Previously, international students could only work on campus, but the new work permits resemble those given to international students in the co-op program and allow students to look for their own jobs.

By filling out an application at the International Student Centre that follows the same process as extending study permits and paying a $150 fee, international students can easily attain a work permit.

Permit applicants must meet certain conditions including full-time student status for at least six of the 12 months preceding the application and a GPA of at least 2.0. Also, international students receiving certain Canadian government scholarships are ineligible.

Madelyn Bradley, who is processing applications at the ISC explained that these students are ineligible because they are given money to focus on their studies.

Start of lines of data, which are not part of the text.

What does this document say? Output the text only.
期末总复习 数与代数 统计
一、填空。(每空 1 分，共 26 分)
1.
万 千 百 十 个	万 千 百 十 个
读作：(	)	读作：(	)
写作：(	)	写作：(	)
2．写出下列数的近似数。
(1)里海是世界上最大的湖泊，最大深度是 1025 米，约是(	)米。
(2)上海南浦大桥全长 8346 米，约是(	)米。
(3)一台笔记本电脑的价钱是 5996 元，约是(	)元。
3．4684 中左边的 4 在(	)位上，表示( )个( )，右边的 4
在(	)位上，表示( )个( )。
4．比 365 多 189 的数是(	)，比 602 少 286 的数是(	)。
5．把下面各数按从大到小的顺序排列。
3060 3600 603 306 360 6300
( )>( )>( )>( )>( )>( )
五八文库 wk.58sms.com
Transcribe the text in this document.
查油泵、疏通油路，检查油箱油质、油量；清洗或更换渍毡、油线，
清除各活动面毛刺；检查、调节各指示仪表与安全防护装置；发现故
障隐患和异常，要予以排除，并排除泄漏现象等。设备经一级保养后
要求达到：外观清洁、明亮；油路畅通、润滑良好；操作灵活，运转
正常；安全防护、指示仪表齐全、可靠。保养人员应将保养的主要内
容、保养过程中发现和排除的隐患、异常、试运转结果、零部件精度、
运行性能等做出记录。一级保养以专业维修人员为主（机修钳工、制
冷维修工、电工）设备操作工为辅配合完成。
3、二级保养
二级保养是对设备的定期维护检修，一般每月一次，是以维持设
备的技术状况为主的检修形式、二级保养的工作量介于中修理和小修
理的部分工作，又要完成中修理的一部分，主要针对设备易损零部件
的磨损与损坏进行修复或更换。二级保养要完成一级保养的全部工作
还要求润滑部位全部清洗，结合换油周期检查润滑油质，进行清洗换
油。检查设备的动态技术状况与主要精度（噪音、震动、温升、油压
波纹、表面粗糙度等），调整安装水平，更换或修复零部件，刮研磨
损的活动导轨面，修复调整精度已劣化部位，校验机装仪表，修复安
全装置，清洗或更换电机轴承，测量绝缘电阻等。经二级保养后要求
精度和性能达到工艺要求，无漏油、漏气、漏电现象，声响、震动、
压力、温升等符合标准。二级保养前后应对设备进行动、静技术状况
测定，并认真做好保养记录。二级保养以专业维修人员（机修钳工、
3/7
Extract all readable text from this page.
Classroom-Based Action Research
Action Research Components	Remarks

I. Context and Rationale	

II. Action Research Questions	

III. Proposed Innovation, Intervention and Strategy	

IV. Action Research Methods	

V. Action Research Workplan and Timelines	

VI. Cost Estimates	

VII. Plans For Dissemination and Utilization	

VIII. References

The ISC sees it as a positive step.

"It's been in the works for a year or two," said ISC director Glynn Hunter. "[Off-campus work permits] provide an opportunity for international students and allows them to get an introduction to the labour force."

Hunter said the ISC used emails and information sessions to spread the message to international students.

"We haven't been overwhelmed by requests yet," said Hunter, noting that many interested students have already applied and employers have expressed interest.

International students also see the program as highly positive.

"I think it's great," said South Korean accounting student Young-mee Kim. "Before, we could only work on campus. Jobs are limited. If I can work off campus, I can have more choices."

Kim said that international students must get a job within 90 days after graduation in order to remain within Canada.

"If we can have some experience before graduation, then they might take a look," she said.

The new off-campus work will also help international students pay steep tuition and fees, which are about three times higher than for Canadian students.

"If we just work on campus, we just get minimum wage," said Kim.

The sentiment was repeated by another international student who requested her name be withheld.

"It is really hard for us to pay, but we really want a higher education," said the student, whose financial problems are due to family tragedy, currency conversion and the three-times higher tuition costs.

"For international students, the only thing is to work hard," said the student.

Students and staff agree that the work-permit program is mutually beneficial.

"[It] makes Canada and Calgary a more attractive location for international students" said Hunter.